When she does move the roaster to its new home in Evanston, and closes the doors at Link’s Sweet Bean, 1141 Greenleaf Ave., the many friends she has made as proprietor of the homey little coffee house and roasting emporium will have to deal with change as well. And they’ll probably feel as bittersweet about it as Link herself.

“I love this whole community,” she said last week. “Wilmette is very loyal to its businesses. And what I’m losing really is the interaction with all these people.”

Link, known as “Lu” to many of her regulars, announced earlier this month that she would close the shop on Feb. 23. The impressive yellow-and-silver roaster will disappear; as will the fresh-baked cookies and banana bread, and the colorful menu of drinks (several of which are named after regular customers.)

The Northfield resident will continue her successful Link’s North Shore wholesale coffee business, roasting beans from around the world every morning at 4 a.m. and delivering them to outlets, including some local Whole Foods and Fresh Market. In fact, she is partnering with Evanston-based entrepreneur Marcus Lemonis to do so, and moving her roasting operations to that community.

But eight years after she set up shop with little more than a love of coffee and some research into how to roast beans — know-how that’s grown exponentially more sophisticated, as she now teaches coffee-tasting and visits coffee growers around the globe — her life has transformed.

The medical information technology work she once could do from a back office at Link’s now requires far more off-site attention. She also wants to spend more time with her husband, now that he’s on the mend from recent health problems, as well as with her high school-bound son and college-bound daughter.

“It was just time to do this, but it is a little sad,” Link said. Sister Corie Guiang, who has helped staff Link’s Sweet Bean for years along with Link’s other sister Mary Parker and mom Amelia Guiang, agreed.
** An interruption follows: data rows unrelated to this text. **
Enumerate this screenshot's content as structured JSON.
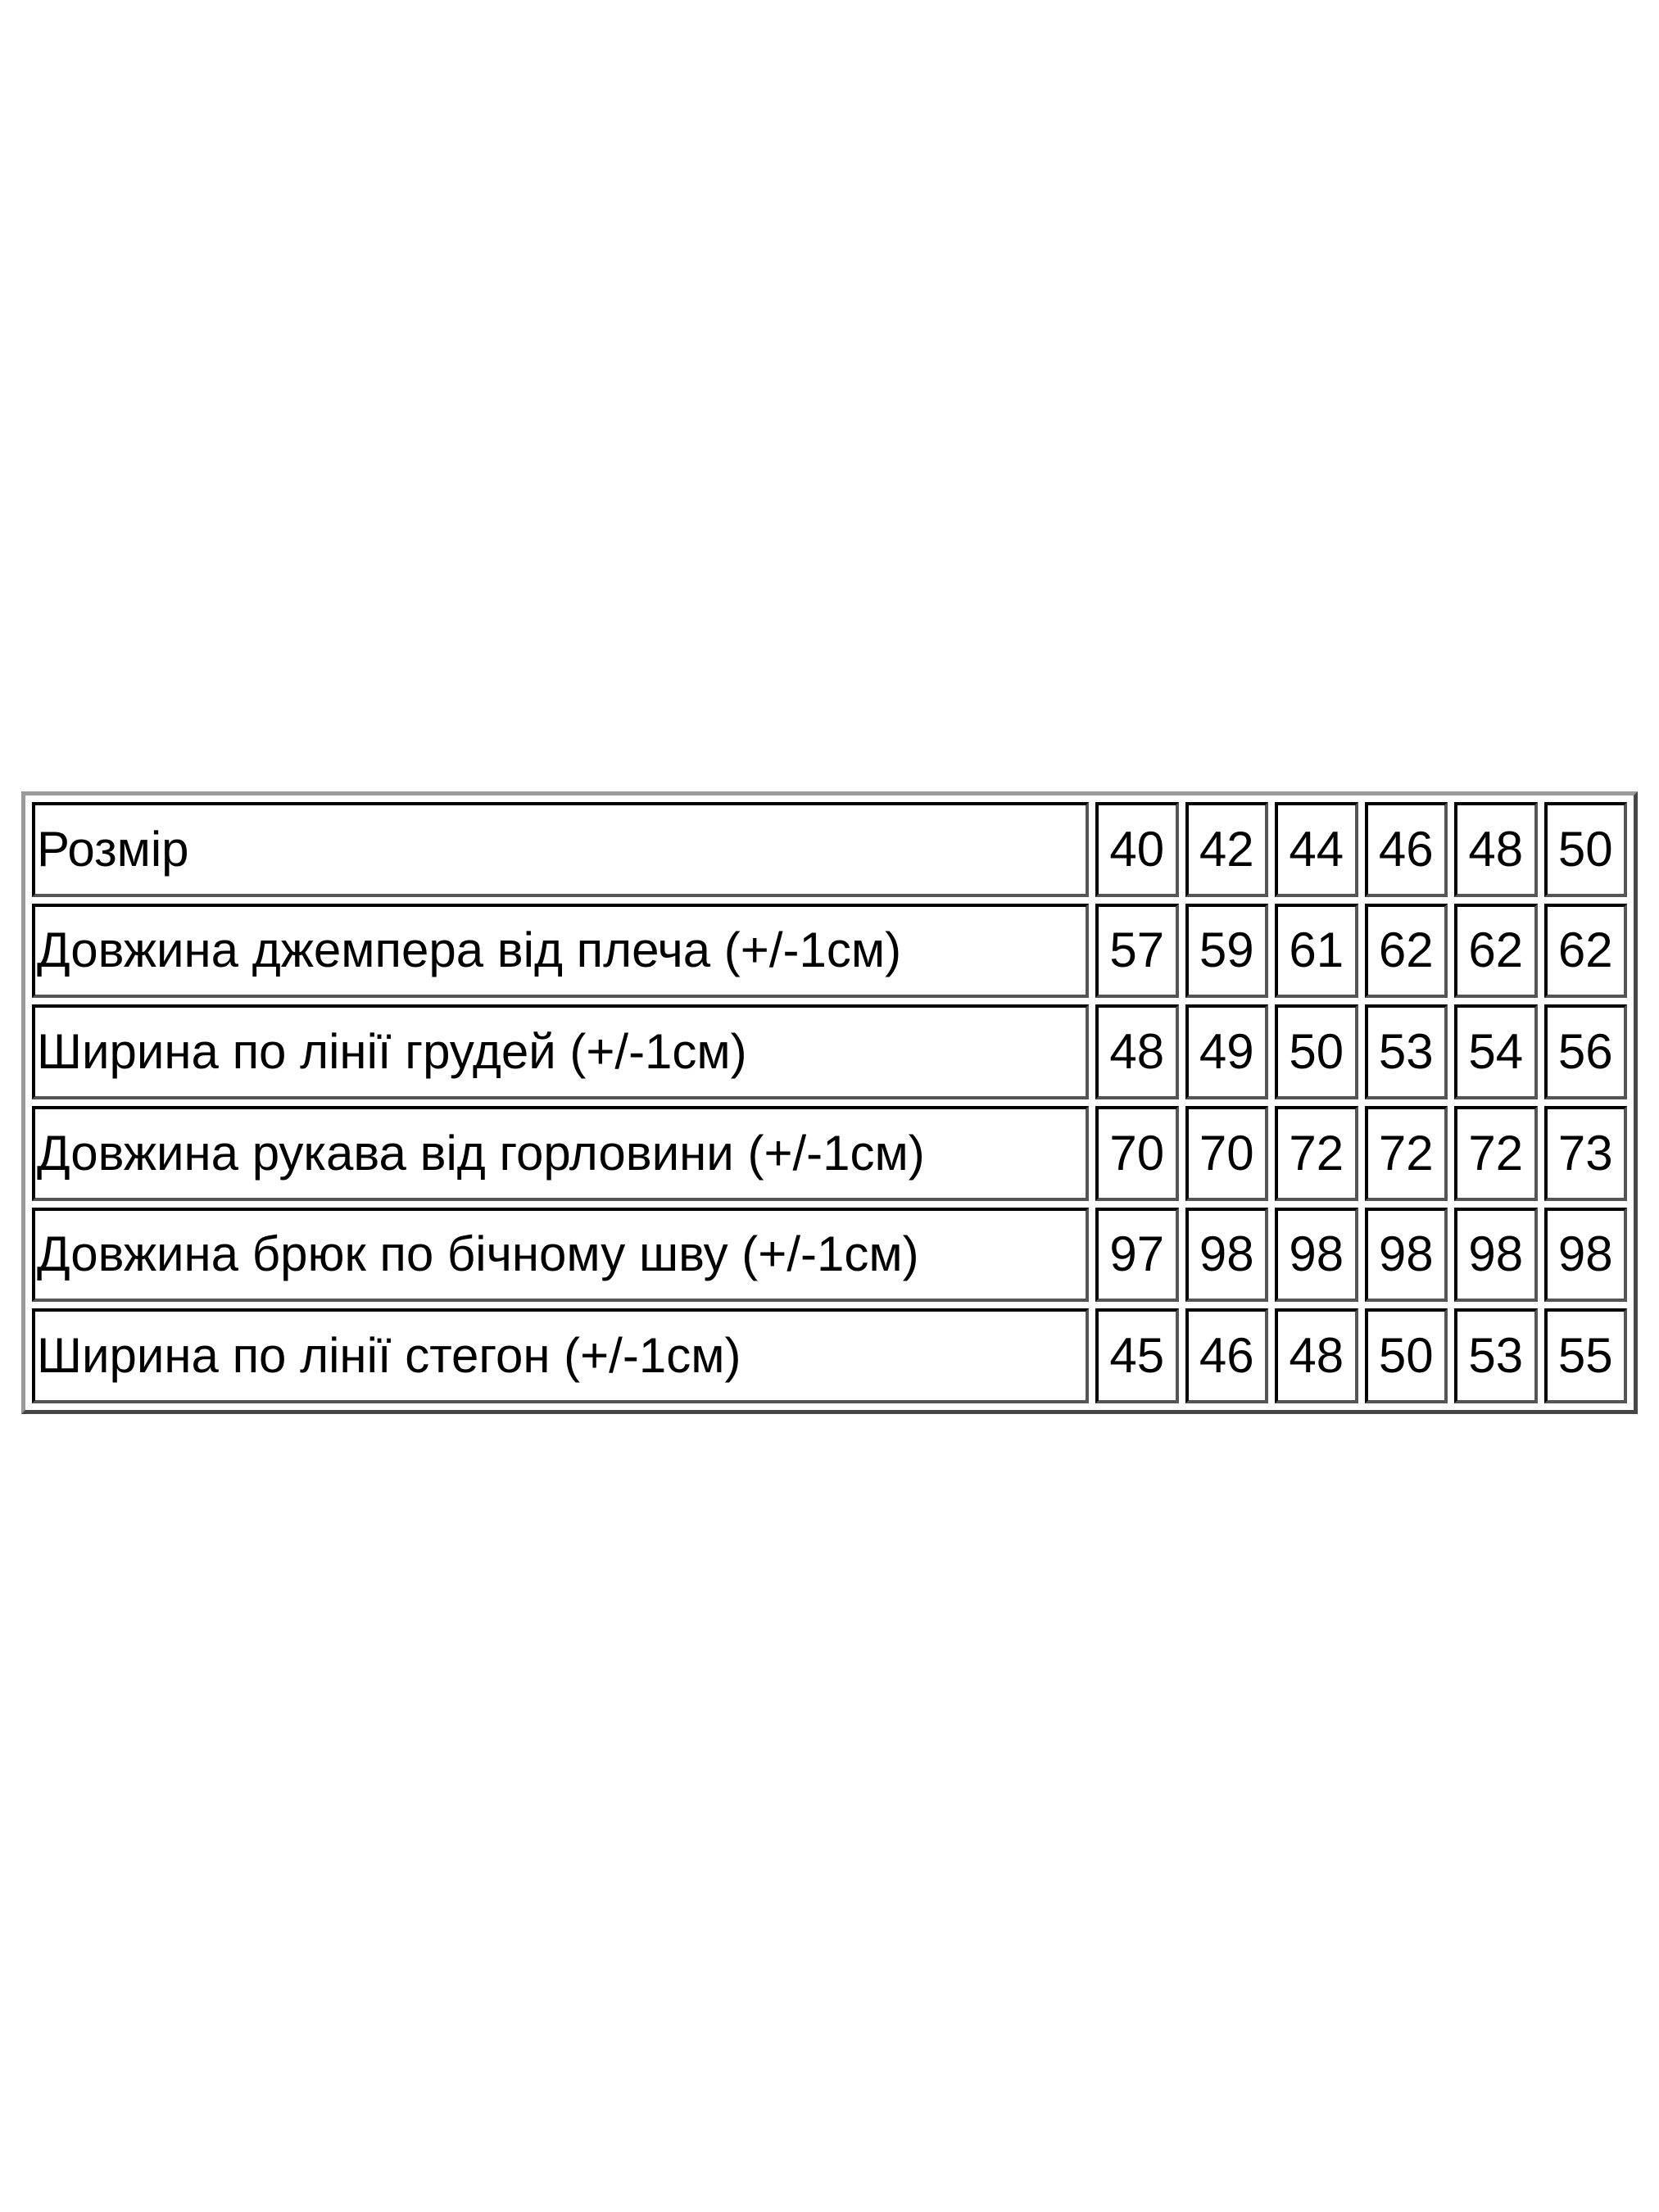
{
  "table": {
    "header": {
      "label": "Розмір",
      "values": [
        "40",
        "42",
        "44",
        "46",
        "48",
        "50"
      ]
    },
    "rows": [
      {
        "label": "Довжина джемпера від плеча (+/-1см)",
        "values": [
          "57",
          "59",
          "61",
          "62",
          "62",
          "62"
        ]
      },
      {
        "label": "Ширина по лінії грудей (+/-1см)",
        "values": [
          "48",
          "49",
          "50",
          "53",
          "54",
          "56"
        ]
      },
      {
        "label": "Довжина рукава від горловини (+/-1см)",
        "values": [
          "70",
          "70",
          "72",
          "72",
          "72",
          "73"
        ]
      },
      {
        "label": "Довжина брюк по бічному шву (+/-1см)",
        "values": [
          "97",
          "98",
          "98",
          "98",
          "98",
          "98"
        ]
      },
      {
        "label": "Ширина по лінії стегон (+/-1см)",
        "values": [
          "45",
          "46",
          "48",
          "50",
          "53",
          "55"
        ]
      }
    ]
  }
}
“We get up and wonder ‘How are we going to start our day?’” she said, after serving Wilmette customer Amy Koplow.

Koplow wondered where she was going to find as pleasant a place to sip coffee or surf the net during her daughter’s ballet lesson.

Steady customer Greg Patrick of Evanston agreed. He regularly spends full days at Link’s, when his home-based office is being cleaned, he said, “and Lourdes and Corie and Mary are great people. I think they go out of their way to make customers feel at home; they’re friendly and welcoming.”

Patrick looked around him and said he hoped someone similar would move in to the space. He might find other spaces to work out of while his office is being cleaned, but none as friendly — or as free of corporate chain store monotony — as Link’s.

Link hopes to find a successor to take over the space, but doesn’t know if that will happen. Last Thursday she concentrated instead on saying goodbye to customer, many of who have become fast friends.

“When I put out the word in email and on our Facebook page we got a lot of responses, and I hope they come in to say goodbye.”

Link said she’s going to keep the store’s Facebook page operating for a while. That way members of the community she built near the corner of Greenleaf and Poplar Drive will be able to keep in touch, and their bittersweet change will be, perhaps, a bit more sweet.